Hayvanların parasal karşılıkları var, çünkü onların bedenlerini yiyecek ve giyecek eşyalar olarak kullanıyoruz ve hayvanlara da alelade eşyalar gibi parasal karşılıklar biçiyoruz. Onların bedenlerini ve yaşamlarını da satıyor ve satın alıyoruz; üretiyor ve tüketiyoruz. Ve hayatımızdaki rağbet gören eşyalar gibi, hayvanların da büyük endüstrileri ve pazarları var. Tıpkı zamanında siyahi kölelerin üretilip kullanıldığı çiftlikler ve alınıp satıldıkları pazarlar olduğu gibi. Biz hayvanların bedenlerini ve bedenlerinden çıkanları birer eşya gibi kullanmaya ve bu haksızlığı normal görmeye devam ettiğimiz sürece, küçük çiftçiden tutun da büyük endüstrilere kadar işini hayvan bedenlerine yönelik talebi karşılamak üzerine kuran tüm kişi ve kurumlar da hayvanları birer ticari metaymışlarcasına, birer insan kaynağıymışlarcasına kullanma talebimizi karşılamaya devam edecek. Oysa üçüncü maddede hayvanları birer mal olarak görmeyi yanlış bulduğumuzu beyan etmedik mi?
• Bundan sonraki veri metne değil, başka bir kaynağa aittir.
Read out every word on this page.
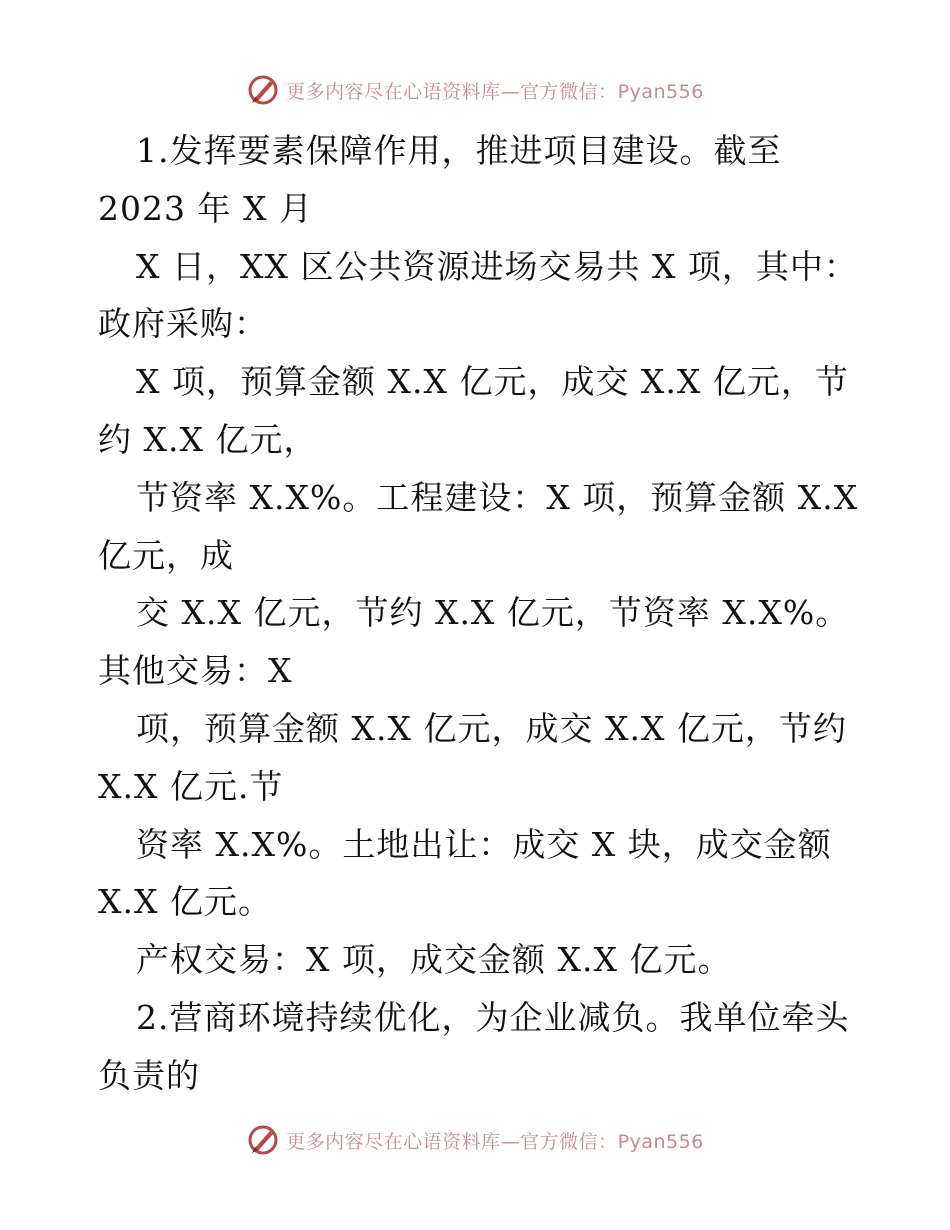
更多内容尽在心语资料库—官方微信：Pyan556
1.发挥要素保障作用，推进项目建设。截至
2023 年 X 月
X 日，XX 区公共资源进场交易共 X 项，其中：
政府采购：
X 项，预算金额 X.X 亿元，成交 X.X 亿元，节
约 X.X 亿元，
节资率 X.X%。工程建设：X 项，预算金额 X.X
亿元，成
交 X.X 亿元，节约 X.X 亿元，节资率 X.X%。
其他交易：X
项，预算金额 X.X 亿元，成交 X.X 亿元，节约
X.X 亿元.节
资率 X.X%。土地出让：成交 X 块，成交金额
X.X 亿元。
产权交易：X 项，成交金额 X.X 亿元。
2.营商环境持续优化，为企业减负。我单位牵头
负责的
更多内容尽在心语资料库—官方微信：Pyan556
8. Sevdiğimiz hayvanlarla sömürdüğümüz hayvanlar aynı derecede değerli.

8. Sevdiğimiz hayvanlarla sömürdüğümüz hayvanlar aynı derecede değerli.

Hepimize çocukken iki şey öğretildi. Birincisi hayvanları sevmemiz ve onları korumamızdı. Onların da bizim gibi acıyı hisseden, bizimle ve birbirleriyle arkadaşlık bağları kurabilen, kendilerine ait bir yaşamları ve dünyaları olan varlıklar olduğunu gördük ve öğrendik. Bazılarımızın neredeyse bir aile üyesi kadar değer verdiği hayvan dostları oldu. Oysa aynı günlerde, büyümek istiyorsak hayvan eti yememiz, ineklerin kendi yavruları için ürettiği sütten içmemiz, tavuğun üremek için salgıladığı yumurtadan yememiz gerektiğini öğrendik. Güvercinlere yem atıyor, kumrulara kuş evi yapıyor, buna rağmen tavukların ölü bedenlerine çatal saplıyorduk. Yani aslında bize öğretilen sevmekle, korumakla yükümlü olduğumuz varlıklara kendi çıkarlarımız için ihanet etmekti. Hâlâ pek çoğumuz bu kafa karışıklığını taşıyor. Oysa gerçekte korumaya çalıştığımız hayvanlarla keyif için ölümüne sebep olduğumuz hayvanlar kendi yaşamlarına aynı şekilde değer veriyor, hayatta kalmak istiyor, acı çekiyor. Dünyanın başka bir yerinde doğsaydınız büyümek için kedileri yemeniz gerektiğini öğrenmiş olacaktınız ve bir sonraki öğününüzde kedi suyuna pilav yiyecektiniz. Bu ne kadar yanlışsa, aynısını tavuklara ve ineklere yapmak da o kadar yanlış.

9. Hayvanları kullanmak zaten doğru bulduğumuz değerlerle çelişiyor.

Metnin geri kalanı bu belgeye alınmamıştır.